Some of the reasons are the same. There is misinformation about the science and the truth of it. We’re always fascinated by the ability in today’s world for social media to continue to propagate misinformation. We’re trying to think of ways we can (use social media) to get the right information in people’s hands, because the worst thing that can happen, independent of party affiliation or race or ethnicity, or rural versus urban, is that people make decisions on bad information.
The other thing that we’re working on, which we think will help in this next phase, is we know that (people tend to) trust their clinicians. They trust their primary-care physician, so how do we then begin as vaccine supply becomes more abundant in all those communities to use our primary-care physicians to help reach out to these patients, address whatever their concerns might be, because those are the people, and those are the conversations we think will help us at the next tranche of improving vaccination.
What kind of leadership lessons have you seen through the outreach effort?
We start with our mission, our core values. They’re who we are and they have really helped us get through the pandemic in the best possible way—making sure of our commitment to safety, communities that are underserved (and) integrity.
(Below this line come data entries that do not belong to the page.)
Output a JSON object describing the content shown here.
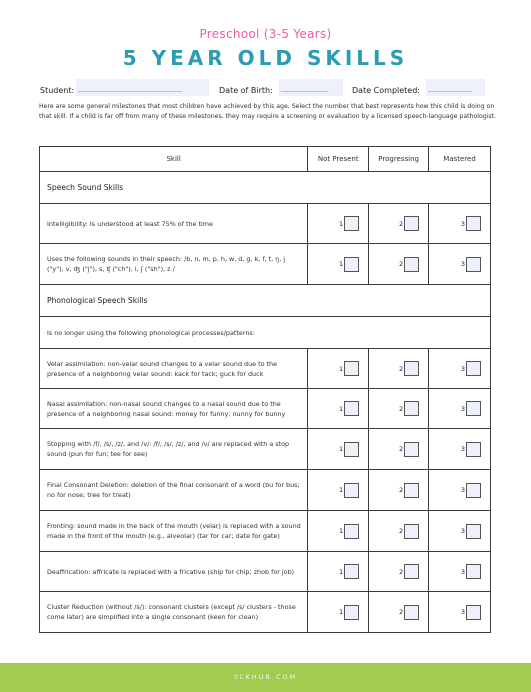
{
  "header": {
    "subtitle": "Preschool (3-5 Years)",
    "title": "5 YEAR OLD SKILLS"
  },
  "fields": {
    "student": {
      "label": "Student:",
      "value": "",
      "placeholder": "__________________________"
    },
    "dob": {
      "label": "Date of Birth:",
      "value": "",
      "placeholder": "____________"
    },
    "date_completed": {
      "label": "Date Completed:",
      "value": "",
      "placeholder": "___________"
    }
  },
  "intro": "Here are some general milestones that most children have achieved by this age.  Select the number that best represents how this child is doing on that skill.  If a child is far off from many of these milestones, they may require a screening or evaluation by a licensed speech-language pathologist.",
  "table": {
    "columns": [
      "Skill",
      "Not Present",
      "Progressing",
      "Mastered"
    ],
    "rating_numbers": [
      "1",
      "2",
      "3"
    ],
    "sections": [
      {
        "title": "Speech Sound Skills",
        "skills": [
          {
            "text": "Intelligibility: Is understood at least 75% of the time",
            "rating": null
          },
          {
            "text": "Uses the following sounds in their speech: /b, n, m, p, h, w, d, g, k, f, t, ŋ, j (\"y\"), v, ʤ (\"j\"), s, ʧ (\"ch\"), l, ʃ (\"sh\"), z /",
            "rating": null
          }
        ]
      },
      {
        "title": "Phonological Speech Skills",
        "note": "Is no longer using the following phonological processes/patterns:",
        "skills": [
          {
            "text": "Velar assimilation: non-velar sound changes to a velar sound due to the presence of a neighboring velar sound: kack for tack; guck for duck",
            "rating": null
          },
          {
            "text": "Nasal assimilation: non-nasal sound changes to a nasal sound due to the presence of a neighboring nasal sound: money for funny; nunny for bunny",
            "rating": null
          },
          {
            "text": "Stopping with /f/, /s/, /z/, and /v/: /f/, /s/, /z/, and /v/ are replaced with a stop sound (pun for fun; tee for see)",
            "rating": null
          },
          {
            "text": "Final Consonant Deletion: deletion of the final consonant of a word (bu for bus; no for nose; tree for treat)",
            "rating": null
          },
          {
            "text": "Fronting: sound made in the back of the mouth (velar) is replaced with a sound made in the front of the mouth (e.g., alveolar) (tar for car; date for gate)",
            "rating": null
          },
          {
            "text": "Deaffrication: affricate is replaced with a fricative (ship for chip; zhob for job)",
            "rating": null
          },
          {
            "text": "Cluster Reduction (without /s/): consonant clusters (except /s/ clusters - those come later) are simplified into a single consonant (keen for clean)",
            "rating": null
          }
        ]
      }
    ]
  },
  "footer": {
    "text": "SLKHUB.COM"
  },
  "colors": {
    "subtitle": "#ec5fa0",
    "title": "#2a9db3",
    "footer_band": "#a1cc4f",
    "field_fill": "#eef0fb"
  }
}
We want to make sure people are safe, first and foremost, and that means getting vaccinated, but it also means that we’re building up partnerships.
We know that we won’t solve community health by ourselves … so it’s an opportunity for us to build up those bridges we had before the pandemic and to build new ones, to get into communities across the country, and also to make sure that we leverage our role as a healthcare provider that people trust to do that. We continue to try to do that through the vaccine process, and we’ll continue to do that hopefully over the coming months.